Contrasting with the comments of Josephus are the words of Hebrews 11:17-19, where the reference is to Abraham’s faith that God was able to resurrect Isaac from the dead. The basis for this faith is identified as trust in God’s promise that Abraham’s “seed” would be called “in Isaac.” It may also have been on account of this faith that Abraham indicated to the two servants that he and Isaac would return after having worshiped at the divinely designated site. (22:5) Another possibility is that his words concealed what he, in obedience to God’s command, was about to do to Isaac.

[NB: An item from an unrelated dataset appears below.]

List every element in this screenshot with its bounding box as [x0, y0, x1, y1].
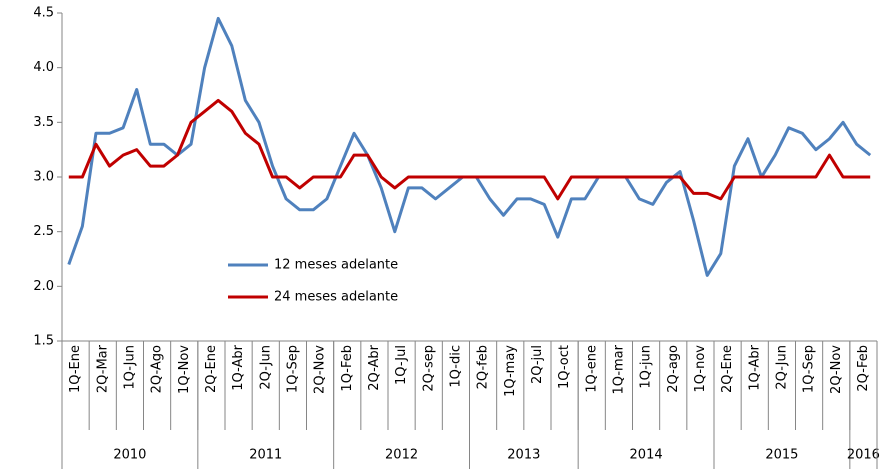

Josephus quoted Isaac as expressing himself to his father, saying to him “that he was not worthy to be born at first, if he were to reject the determination of God and of his father and were not to resign himself readily to both their pleasures. It would have been unjust if he had not obeyed, even if his father alone had so resolved.” “So he went immediately to the altar to be sacrificed.” (Antiquities, I, xiii, 4) The Jerusalem Targum also includes words of Isaac, but these have no parallel in the writings of Josephus. “My father, bind my hands rightly, lest in the hour of my affliction I tremble and confuse you, and your offering be found profane, and I be cast into the pit of destruction in the world to come.” Moreover, this Targum indicates that, as Isaac looked up, he saw angels, but his father did not. The angels are referred to as saying, “Come, behold two righteous ones alone in the midst of the world: the one slays, the other is slain. He who slays defers not, and he who is to be slain stretches out his neck.”
Besides proving to be a test of Abraham’s faith and obedience, the command regarding Isaac and the ultimate outcome of the related developments may have served as a precedent that human sacrifice was not what God wants. In view of the fact that Abraham was not permitted to sacrifice Isaac, his descendants should never offer their children as sacrifices to YHWH.
There is also a possibility that what Abraham and Isaac portrayed served to point to the future time when God would demonstrate his great love for the human family by giving his Son as the means to have their sins forgiven and to be reconciled to him and when his Son, Jesus Christ, would willingly lay down his life as a sacrifice for humankind.